Philanthropist and retired businesswoman Bernyce Crownover of Italy began her reign as Crape Myrtle Queen on Friday in a flurry of congratulations and applause from friends on the Crape Myrtle Council.

“This is really a surprise to me,” she said, hugging 2006 Queen Shirley Williams and accepting her crown.

“It’s an honor and it’s a wonderful organization,” she said later. “I feel great to be part of it.”

Crownover was selected as this year’s queen by the decision of the former queens for her contributions to the community.

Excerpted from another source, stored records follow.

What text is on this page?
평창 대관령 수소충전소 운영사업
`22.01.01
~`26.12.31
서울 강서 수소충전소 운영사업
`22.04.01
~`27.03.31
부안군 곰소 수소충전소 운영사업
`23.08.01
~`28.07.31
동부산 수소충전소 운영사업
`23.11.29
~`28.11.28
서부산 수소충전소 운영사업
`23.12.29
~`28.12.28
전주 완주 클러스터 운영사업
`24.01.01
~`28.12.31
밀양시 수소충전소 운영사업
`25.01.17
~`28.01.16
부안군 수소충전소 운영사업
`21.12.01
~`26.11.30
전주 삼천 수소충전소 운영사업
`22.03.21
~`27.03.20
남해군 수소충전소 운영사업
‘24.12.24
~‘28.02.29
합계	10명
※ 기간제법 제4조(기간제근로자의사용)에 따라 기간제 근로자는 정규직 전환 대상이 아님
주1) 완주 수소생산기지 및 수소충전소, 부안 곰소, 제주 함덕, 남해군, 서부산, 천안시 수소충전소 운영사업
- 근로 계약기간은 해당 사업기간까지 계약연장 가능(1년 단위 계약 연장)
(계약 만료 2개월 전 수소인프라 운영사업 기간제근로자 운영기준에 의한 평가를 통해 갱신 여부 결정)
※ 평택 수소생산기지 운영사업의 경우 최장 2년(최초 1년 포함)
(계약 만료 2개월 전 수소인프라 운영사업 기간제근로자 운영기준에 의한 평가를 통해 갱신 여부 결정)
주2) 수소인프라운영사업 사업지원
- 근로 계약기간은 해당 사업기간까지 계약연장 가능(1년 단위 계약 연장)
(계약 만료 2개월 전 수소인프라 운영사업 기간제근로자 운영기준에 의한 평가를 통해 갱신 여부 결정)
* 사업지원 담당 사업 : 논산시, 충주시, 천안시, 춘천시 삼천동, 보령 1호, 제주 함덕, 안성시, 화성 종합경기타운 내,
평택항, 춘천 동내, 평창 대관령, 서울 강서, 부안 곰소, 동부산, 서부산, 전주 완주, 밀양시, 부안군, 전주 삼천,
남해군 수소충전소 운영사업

“I just think that Bernyce is a perfect choice because she’s done so much for the community,” Williams said. “Her love just goes out, especially to the children of Waxahachie.”

Crownover, who lived in Waxahachie from 1970 to 1991, started the Keep Waxahachie Beautiful program and is president of the board of trustees of the Gingerbread House children’s advocacy center.

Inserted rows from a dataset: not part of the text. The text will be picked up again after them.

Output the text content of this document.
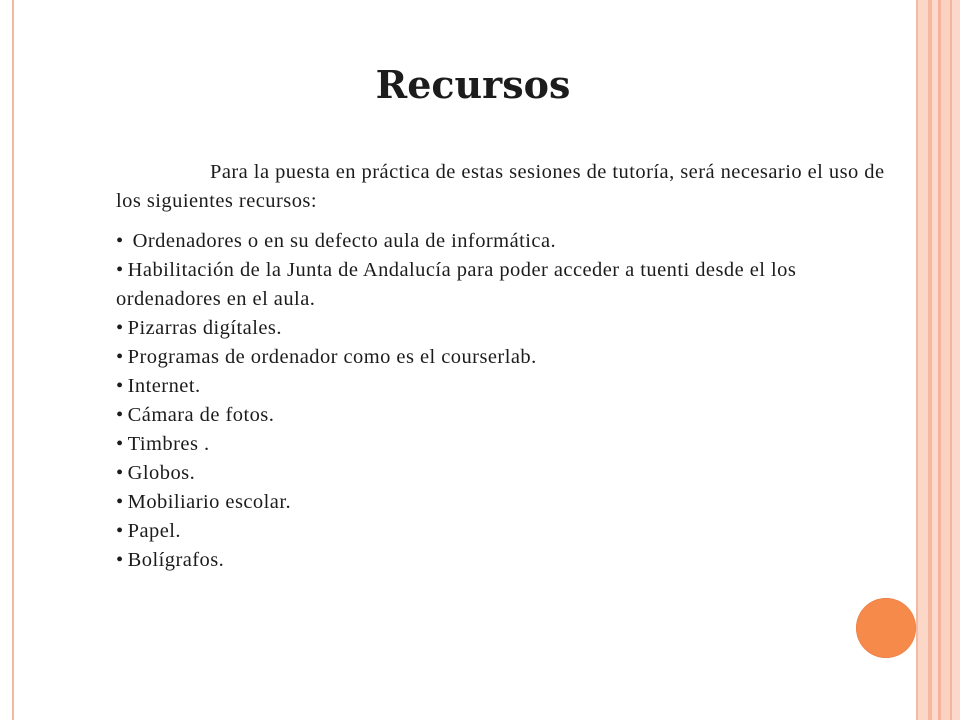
Recursos

Para la puesta en práctica de estas sesiones de tutoría, será necesario el uso de los siguientes recursos:

• Ordenadores o en su defecto aula de informática.
• Habilitación de la Junta de Andalucía para poder acceder a tuenti desde el los ordenadores en el aula.
• Pizarras digítales.
• Programas de ordenador como es el courserlab.
• Internet.
• Cámara de fotos.
• Timbres .
• Globos.
• Mobiliario escolar.
• Papel.
• Bolígrafos.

Even more than the honor, Crownover is eager to talk of the progress of construction on the Gingerbread House.

“We’ve worked hard,” she said. “It’s had a lot of delays, but it’s going to come true.”

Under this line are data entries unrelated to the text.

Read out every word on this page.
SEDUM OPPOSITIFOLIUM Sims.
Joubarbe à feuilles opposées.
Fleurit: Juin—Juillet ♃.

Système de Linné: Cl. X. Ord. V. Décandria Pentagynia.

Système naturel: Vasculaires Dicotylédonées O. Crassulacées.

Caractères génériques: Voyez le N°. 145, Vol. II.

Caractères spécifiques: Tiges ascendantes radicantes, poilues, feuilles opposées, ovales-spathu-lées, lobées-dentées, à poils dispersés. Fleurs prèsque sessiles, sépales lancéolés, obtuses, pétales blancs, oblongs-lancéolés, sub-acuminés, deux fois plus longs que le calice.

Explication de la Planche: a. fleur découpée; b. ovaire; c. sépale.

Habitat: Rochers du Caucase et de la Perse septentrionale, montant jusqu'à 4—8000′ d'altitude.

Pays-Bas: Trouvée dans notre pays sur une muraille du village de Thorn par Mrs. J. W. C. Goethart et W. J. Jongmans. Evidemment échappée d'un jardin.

Debra Wakeland, CEO and president of the Chamber of Commerce, said she has worked with Crownover in planting wildflowers and cleaning up roads, and that the businesswoman is not afraid to get involved in beautifying the community.

“She has planted bags and bags of wildflower seeds,” she said. “She is such an environmentalist — this is just perfect.”

Crownover’s daughter-in-law, Julie Crownover, also attended the annual Queen’s Tea, an event at which the announcement of queen is kept as much a surprise as possible.

“It couldn’t have happened to a more deserving person,” she said.

Before announcing the queen, however, Crape Myrtle Festival chairman Bonney Ramsey took a moment to remember the late Gladys Nay, a former Crape Myrtle Queen.

“We miss Gladys so much,” she said. “We all loved her very dearly — still love her. She was a great lady.”

As queen, Bernyce Crownover will lead in Wednesday’s parade with her husband, Roy, help promote crape myrtle plantings and the Crape Myrtle Festival and help organize next year’s extravaganza.

“She’s now part of the group of the queens,” Ramsey said. “All you have to do is just have fun.”

The Crape Myrtle Council promotes crape myrtles in Waxahachie, and was a driving force in official recognition of the community as the Crape Myrtle Capital of Texas by the Texas House of Representatives. The group has planted thousands of crape myrtles in Waxahachie and encourages businesses and residents to grow the shrubs as well.